HISTORICO DE OCUPAÇAO DO MUNICIPIO DE VITORIA - ES E O EFEITO DO USO DO SOLO, ATRAVES DA ANALISE CRITICA SOBRE OS PLANOS DIRETORES URBANOS

Resumo

Cada vez mais, eventos climáticos extremos vêm causando diversos impactos sociais e ambientais. Alagamentos, inundações e deslizamentos colocam a população em risco, muitas vezes causando desastres. No Brasil, no ano de 2011, morreram cerca de 890 pessoas por desastres naturais provocados por eventos extremos. No Espírito Santo, estima-se que 320.862 pessoas (aproximadamente 8% da população) morem em áreas de risco de alagamento ou deslizamento. Para conter essa ocupação desordenada, é preciso definir e controlar o uso e ocupação do solo. Essa organização é função dos Planos Diretores Urbanos (PDUs), que norteiam o uso do solo, garantindo melhores condições de vida aos munícipes, inclusive os ocupantes de áreas de risco.

O presente trabalho analisará os PDUs do município de Vitória – ES, objetivando correlacionar o histórico de ocupação do município e o efeito sobre o uso do solo.
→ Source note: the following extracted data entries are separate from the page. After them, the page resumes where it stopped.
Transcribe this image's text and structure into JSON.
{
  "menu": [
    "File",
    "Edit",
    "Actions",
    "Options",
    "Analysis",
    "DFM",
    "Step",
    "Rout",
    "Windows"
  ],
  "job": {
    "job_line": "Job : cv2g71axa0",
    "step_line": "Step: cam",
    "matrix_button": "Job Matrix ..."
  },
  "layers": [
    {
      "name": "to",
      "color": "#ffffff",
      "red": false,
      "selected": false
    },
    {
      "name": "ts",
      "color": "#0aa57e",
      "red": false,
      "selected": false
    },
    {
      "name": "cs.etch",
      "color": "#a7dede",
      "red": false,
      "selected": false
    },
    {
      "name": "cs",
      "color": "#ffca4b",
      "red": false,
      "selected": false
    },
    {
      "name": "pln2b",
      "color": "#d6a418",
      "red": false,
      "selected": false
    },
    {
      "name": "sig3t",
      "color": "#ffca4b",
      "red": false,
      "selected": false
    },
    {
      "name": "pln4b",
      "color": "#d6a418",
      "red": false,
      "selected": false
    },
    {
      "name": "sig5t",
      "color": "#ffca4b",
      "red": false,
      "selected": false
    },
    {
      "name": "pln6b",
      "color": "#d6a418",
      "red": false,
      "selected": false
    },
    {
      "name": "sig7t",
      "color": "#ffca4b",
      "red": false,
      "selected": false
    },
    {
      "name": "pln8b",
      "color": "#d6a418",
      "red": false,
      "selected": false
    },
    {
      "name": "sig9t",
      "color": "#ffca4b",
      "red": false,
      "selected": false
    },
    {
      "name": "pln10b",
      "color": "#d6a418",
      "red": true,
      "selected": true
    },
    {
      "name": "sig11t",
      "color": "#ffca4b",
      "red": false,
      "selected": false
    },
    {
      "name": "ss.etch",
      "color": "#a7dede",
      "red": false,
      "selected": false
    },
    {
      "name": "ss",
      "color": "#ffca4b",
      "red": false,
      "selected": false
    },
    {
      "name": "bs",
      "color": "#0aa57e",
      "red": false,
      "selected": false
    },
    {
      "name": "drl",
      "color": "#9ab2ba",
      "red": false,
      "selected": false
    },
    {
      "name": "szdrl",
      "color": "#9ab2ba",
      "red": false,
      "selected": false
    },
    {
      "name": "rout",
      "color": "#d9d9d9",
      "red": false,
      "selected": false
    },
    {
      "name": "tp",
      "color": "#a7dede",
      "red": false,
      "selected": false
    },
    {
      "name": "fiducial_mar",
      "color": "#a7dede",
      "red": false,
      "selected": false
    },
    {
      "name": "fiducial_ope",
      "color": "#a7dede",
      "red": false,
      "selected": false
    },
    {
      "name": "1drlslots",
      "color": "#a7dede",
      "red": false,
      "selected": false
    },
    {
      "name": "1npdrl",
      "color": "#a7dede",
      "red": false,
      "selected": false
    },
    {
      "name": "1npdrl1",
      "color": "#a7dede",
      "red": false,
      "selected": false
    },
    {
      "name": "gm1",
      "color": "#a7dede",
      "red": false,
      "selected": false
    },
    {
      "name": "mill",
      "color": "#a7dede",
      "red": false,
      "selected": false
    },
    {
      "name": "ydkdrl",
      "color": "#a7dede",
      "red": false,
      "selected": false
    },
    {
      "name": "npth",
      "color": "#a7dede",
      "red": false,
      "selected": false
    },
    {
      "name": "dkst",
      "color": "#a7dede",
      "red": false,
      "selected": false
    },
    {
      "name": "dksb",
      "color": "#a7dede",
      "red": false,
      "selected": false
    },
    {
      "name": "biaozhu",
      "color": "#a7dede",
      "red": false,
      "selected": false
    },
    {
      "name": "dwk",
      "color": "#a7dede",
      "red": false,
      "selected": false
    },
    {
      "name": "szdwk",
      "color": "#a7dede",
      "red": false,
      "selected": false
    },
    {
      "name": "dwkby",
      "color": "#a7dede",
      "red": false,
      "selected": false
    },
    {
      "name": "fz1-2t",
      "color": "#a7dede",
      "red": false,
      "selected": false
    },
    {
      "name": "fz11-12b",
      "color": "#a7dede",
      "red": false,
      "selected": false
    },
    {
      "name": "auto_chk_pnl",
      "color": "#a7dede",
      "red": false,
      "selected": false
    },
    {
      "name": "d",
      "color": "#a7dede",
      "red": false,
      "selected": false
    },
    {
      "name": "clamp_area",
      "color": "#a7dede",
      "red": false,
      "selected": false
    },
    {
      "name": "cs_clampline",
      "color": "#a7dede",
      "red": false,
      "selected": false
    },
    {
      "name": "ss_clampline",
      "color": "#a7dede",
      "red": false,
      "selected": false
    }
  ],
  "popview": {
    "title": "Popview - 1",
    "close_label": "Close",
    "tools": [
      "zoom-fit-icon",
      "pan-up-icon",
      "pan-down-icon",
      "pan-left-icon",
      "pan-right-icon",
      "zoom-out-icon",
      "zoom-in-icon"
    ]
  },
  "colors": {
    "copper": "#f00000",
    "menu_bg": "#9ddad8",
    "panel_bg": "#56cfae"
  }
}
Para isso, realizou-se um levantamento dos PDUs já publicados pelo município, analisando-os à luz dos incisos II e IV da Lei Federal nº 10.257, de 10 de julho de 2001 (Estatuto das Cidades), que tratam de ações voltadas para mapeamento de áreas de risco e mitigação de desastres. O município possui quatro normas publicadas. As duas primeiras, de 1984 e 1994, não tinham diretrizes claras sobre os itens aqui estudados. Posteriormente, com criação do Estatuto das Cidades, houve a publicação de nova norma em consonância com o mesmo, em 2006, e o mais atual, publicado em 2018.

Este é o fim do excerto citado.